Making paper people

Bits of paper take new meaning in Artist V.V. Ramani’s works

March 30, 2016 03:23 pm | Updated April 29, 2016 07:07 pm IST - Chennai

Artist Ramani with his art work  Photo: B. Jothi Ramalingam

Artist Ramani with his art work Photo: B. Jothi Ramalingam

Artist V.V. Ramani tears a small piece off an old calendar and places it on a collage that he is working on. Grabbing the loose paper bits that threaten to fly off, he requests us to switch off the fan. The work studio is hardly ventilated, but Ramani doesn’t mind.

“My work setting is chaotic; there are always a hundred magazines, glue bottles and chunks of paper strewn around. And I’m usually dripping wet by the time I finish,” says the award-winning artist, who is currently exhibiting his works done over the past four decades, on the occasion of his 60th year.

Most of them are abstract representations of the works of great masters: Leonardo Da Vinci’s ‘Mona Lisa’, Edvard Munch’s ‘The Scream’, Paul Gauguin’s ‘Where Do We Come From? What Are We? Where Are We Going?’ and more. “My first work was a reproduction of a Rembrandt. portrait, a photo of which my cousin had sent from the US. I remember trying to translate the exact image using pieces of paper,” recalls Ramani. Over the years, Ramani’s focus shifted from merely copying the works to representing it in a fresh way without losing the “soul” of the painting.

“For example, in ‘Mona Lisa’, I haven’t attempted to capture the exact image by Da Vinci. It’s not the pretty Mona Lisa, and there is no background as such. I have focussed on the smile that the painting is famous for, and given it the feel of the original,” he says. “I can paint a Mona Lisa with a lot of detail, but what is the point? Now, with all the technology of prints and photographs, there is no challenge in reproducing a masterpiece,” he adds.

Artist Ramani's work. Photo: B. Jothi Ramalingam

For Ramani, the idea for a collage begins with one random picture. For example, in a work titled ‘Reddappa’s Ganesha’ (inspired by a work of artist Reddappa Naidu), it was a picture of a light bulb. “That formed the head of the Ganesha, and from there I built the image, and included a paint brush to depict Muruga’s vel and a water jug to depict a modak ,” he says. “Unlike painting, wherein you are free to blend the colours the way you want, and create your own shapes, in a collage, you have to translate a predefined image into another in such a way that it all makes sense,” says Ramani, who is an alumni of the Government College of Fine Arts.

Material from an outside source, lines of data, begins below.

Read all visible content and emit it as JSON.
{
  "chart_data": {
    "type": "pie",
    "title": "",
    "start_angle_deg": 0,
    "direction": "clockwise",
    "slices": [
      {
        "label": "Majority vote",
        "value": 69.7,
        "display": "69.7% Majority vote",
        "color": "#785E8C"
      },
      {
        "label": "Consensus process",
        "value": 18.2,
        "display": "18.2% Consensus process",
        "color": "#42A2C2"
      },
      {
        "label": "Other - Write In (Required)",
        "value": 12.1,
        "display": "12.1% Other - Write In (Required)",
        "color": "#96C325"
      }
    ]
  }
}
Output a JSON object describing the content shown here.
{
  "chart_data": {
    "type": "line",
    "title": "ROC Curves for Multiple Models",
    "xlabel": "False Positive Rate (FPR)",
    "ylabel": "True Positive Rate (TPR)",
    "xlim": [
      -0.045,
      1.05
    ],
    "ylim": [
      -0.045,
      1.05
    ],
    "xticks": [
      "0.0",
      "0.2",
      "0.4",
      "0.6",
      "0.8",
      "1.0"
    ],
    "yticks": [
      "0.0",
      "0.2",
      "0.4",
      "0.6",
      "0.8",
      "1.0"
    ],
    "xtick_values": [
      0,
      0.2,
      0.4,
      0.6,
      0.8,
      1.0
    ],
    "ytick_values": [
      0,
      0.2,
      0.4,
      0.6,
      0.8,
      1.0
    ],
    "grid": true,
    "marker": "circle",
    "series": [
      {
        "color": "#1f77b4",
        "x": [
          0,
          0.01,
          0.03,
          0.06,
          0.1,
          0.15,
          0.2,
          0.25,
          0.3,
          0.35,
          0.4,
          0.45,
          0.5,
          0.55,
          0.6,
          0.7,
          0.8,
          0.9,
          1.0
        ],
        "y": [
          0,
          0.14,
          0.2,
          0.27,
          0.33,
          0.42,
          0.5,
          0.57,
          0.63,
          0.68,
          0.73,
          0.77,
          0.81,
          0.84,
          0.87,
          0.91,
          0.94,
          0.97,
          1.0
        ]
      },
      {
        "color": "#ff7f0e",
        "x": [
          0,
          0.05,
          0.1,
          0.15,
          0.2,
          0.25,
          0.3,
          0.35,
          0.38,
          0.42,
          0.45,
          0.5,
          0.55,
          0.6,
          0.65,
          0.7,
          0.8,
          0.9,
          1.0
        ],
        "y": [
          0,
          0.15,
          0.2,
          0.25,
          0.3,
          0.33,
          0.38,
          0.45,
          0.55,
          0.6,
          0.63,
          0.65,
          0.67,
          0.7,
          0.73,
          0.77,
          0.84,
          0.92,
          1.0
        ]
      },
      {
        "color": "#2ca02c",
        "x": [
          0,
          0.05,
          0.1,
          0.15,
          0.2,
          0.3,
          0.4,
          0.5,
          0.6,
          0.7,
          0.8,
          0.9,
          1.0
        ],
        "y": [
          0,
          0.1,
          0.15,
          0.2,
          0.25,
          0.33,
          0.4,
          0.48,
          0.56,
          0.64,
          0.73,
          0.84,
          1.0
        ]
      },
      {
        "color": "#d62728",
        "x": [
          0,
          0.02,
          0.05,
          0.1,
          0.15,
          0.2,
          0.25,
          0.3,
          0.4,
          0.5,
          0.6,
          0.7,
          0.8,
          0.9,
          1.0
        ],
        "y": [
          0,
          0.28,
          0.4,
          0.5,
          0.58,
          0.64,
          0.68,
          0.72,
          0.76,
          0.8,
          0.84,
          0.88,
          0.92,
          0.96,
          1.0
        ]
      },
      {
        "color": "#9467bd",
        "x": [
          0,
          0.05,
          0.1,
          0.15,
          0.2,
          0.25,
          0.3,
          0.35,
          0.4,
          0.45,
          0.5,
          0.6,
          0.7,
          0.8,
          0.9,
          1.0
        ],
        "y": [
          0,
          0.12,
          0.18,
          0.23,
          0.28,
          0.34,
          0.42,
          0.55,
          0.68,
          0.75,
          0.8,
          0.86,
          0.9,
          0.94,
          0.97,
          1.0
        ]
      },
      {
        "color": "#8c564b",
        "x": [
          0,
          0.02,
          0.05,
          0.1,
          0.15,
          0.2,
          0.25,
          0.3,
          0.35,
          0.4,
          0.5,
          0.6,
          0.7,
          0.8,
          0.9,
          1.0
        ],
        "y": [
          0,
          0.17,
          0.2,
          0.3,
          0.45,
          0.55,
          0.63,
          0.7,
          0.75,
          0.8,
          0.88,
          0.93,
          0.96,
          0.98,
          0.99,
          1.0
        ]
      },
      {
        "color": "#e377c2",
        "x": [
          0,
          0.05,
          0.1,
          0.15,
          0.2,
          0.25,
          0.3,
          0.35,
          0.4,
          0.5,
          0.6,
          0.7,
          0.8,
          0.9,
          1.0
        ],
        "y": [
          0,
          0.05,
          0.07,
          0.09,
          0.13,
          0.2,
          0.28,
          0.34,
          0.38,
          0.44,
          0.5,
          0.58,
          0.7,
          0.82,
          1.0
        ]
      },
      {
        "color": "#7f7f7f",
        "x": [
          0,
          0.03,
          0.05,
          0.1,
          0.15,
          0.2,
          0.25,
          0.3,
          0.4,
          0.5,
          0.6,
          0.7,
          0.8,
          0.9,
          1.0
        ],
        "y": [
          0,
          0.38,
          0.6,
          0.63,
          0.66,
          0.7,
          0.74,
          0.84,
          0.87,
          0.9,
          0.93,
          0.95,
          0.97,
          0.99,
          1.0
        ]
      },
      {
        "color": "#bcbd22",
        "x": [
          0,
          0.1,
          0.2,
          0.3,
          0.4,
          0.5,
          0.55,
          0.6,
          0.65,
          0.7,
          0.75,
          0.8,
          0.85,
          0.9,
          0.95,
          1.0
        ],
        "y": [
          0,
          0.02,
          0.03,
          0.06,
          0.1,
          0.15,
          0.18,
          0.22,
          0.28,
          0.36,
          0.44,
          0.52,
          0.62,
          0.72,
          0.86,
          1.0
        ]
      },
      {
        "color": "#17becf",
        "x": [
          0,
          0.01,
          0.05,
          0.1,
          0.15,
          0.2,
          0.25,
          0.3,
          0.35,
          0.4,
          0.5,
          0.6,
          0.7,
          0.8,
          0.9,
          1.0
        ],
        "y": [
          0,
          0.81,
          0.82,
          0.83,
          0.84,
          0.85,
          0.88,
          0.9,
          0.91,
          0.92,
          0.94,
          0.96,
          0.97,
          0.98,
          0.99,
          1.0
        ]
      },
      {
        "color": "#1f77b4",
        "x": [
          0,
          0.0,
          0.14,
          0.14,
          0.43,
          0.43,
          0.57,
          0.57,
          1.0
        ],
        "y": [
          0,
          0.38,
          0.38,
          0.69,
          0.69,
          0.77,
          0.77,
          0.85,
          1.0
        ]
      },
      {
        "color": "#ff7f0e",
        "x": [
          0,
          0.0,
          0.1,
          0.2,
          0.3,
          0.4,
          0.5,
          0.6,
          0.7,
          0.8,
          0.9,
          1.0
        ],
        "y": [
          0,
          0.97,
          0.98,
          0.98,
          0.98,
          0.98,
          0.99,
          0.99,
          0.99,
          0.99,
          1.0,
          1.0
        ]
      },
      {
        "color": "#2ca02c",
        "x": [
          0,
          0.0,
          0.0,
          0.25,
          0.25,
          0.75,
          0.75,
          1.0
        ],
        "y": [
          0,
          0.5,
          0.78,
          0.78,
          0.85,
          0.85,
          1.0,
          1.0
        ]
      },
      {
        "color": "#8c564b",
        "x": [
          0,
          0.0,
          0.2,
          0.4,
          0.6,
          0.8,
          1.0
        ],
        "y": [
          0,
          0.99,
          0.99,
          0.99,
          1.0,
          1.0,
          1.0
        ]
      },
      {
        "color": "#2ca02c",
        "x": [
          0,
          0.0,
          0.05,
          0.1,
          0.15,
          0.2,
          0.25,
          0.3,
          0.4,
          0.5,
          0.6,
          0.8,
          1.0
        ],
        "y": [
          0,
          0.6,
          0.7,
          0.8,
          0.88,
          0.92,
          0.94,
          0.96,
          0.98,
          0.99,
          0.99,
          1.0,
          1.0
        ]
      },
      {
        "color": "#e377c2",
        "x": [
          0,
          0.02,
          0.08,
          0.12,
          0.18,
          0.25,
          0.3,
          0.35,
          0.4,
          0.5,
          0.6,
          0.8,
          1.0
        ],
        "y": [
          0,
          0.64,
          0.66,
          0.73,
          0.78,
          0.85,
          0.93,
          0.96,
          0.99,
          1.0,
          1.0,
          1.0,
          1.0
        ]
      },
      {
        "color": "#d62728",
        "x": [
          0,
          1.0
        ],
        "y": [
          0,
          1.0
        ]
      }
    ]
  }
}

Ramani got a taste of this challenge in the second year of college, when he forgot to bring his bottle of colours for the day’s class. “My professor {Alphonso Aruldoss} asked me to fetch an old magazine, tore its pages, and asked me to make art out of it. I found it interesting; it was like nothing I had done before,” he says. Later, it kept coming back to him, even as he shifted fields from textile, product and interior designing, to taking up wedding decorations and setting up stages for dance and music concerts in the city sabhas.

He has also done quirky art pieces with media such as corks and a car’s broken rear-view mirror. What next? “I recently painted Van Gogh’s ‘Starry Night over the Rhone’ and Paul Klee’s artwork on silk sarees. I will experiment more with textiles,” he says. The Last Supper, maybe?

The exhibition Impression to Expression: Interface with Paper, is on at 1, Third Street, Nehru Nagar, Adyar, (Near Sri Aishwarya Saris) till April 2.